Sandra Day O'Connor, appointed to the United States Supreme Court by President Ronald Reagan in 1981, was the first woman to serve as a Justice of that court. Her appointment was a landmark moment in American legal history. Her family name traces to the Irish tradition, and she served on the Court until her retirement in 2006.
Sinead O'Connor (1966–2023) was one of the most distinctive Irish voices of the late twentieth century. Born in Dublin, she rose to international recognition with her 1990 recording of "Nothing Compares 2 U" and became known throughout her career for the directness of her public statements on Irish society and politics. She converted to Islam in her later years and took the name Shuhada' Davitt.
Feargus O'Connor (1794–1855) was a central figure in the Chartist movement in Britain — the working-class campaign for democratic reform that was among the most significant mass movements of the nineteenth century. Born in County Cork to a family with Connacht O'Connor roots, he became a Member of Parliament and founded the Northern Star newspaper, which was for a time one of the most widely read radical publications in Britain.
The first step for any O'Connor genealogical research is establishing county of origin.
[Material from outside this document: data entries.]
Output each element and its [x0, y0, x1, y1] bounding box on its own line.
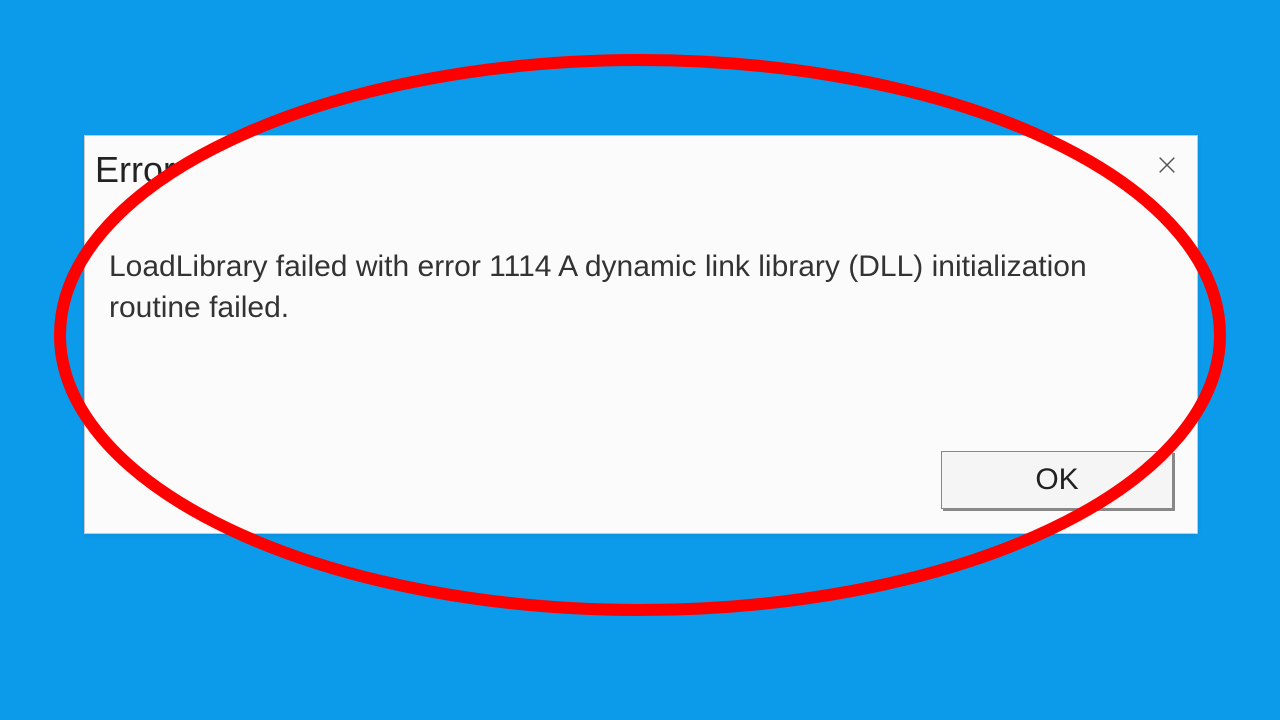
close-icon [1156, 154, 1178, 181]
dialog-buttons: OK [85, 451, 1197, 533]
dialog-titlebar: Error [85, 136, 1197, 196]
error-message: LoadLibrary failed with error 1114 A dyn… [109, 246, 1129, 329]
ok-button[interactable]: OK [941, 451, 1173, 509]
dialog-body: LoadLibrary failed with error 1114 A dyn… [85, 196, 1197, 451]
error-dialog: Error LoadLibrary failed with error 1114… [84, 135, 1198, 534]
dialog-title: Error [95, 148, 175, 188]
close-button[interactable] [1147, 147, 1187, 187]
The four distinct septs — Connacht, Kerry, Sligo, and the Leinster/Offaly line — have no common ancestry, and records for each are held in different archives and parish collections. Without knowing whether your O'Connor family was from Roscommon, Kerry, or Clare, it is very difficult to make progress.
IrishGenealogy.ie — civil birth, marriage, and death records from 1864, free and searchable. The essential starting point for O'Connors born after 1864.
RootsIreland.ie — Catholic parish registers, which predate civil registration. Many Connacht parishes have records from the early nineteenth century, and this is the primary source for ancestors born before 1864.
Griffith's Valuation (1847–1864) — the mid-nineteenth-century land survey naming every head of household. Searching by county on Ask About Ireland allows you to identify O'Connor families in specific townlands, which is often the key to connecting to earlier parish records.
The Registry of Deeds — from 1708 onwards, land transactions involving Catholic families were sometimes recorded here. This can be useful for tracing O'Connor families who retained some property after the plantations.
DNA testing — given the multiple distinct O'Connor septs, Y-DNA testing (for male-line descent) can be particularly valuable in distinguishing Connacht O'Connor lineage from the Kerry or Sligo branches. AncestryDNA with ThruLines can also connect you with other researchers working on the same line.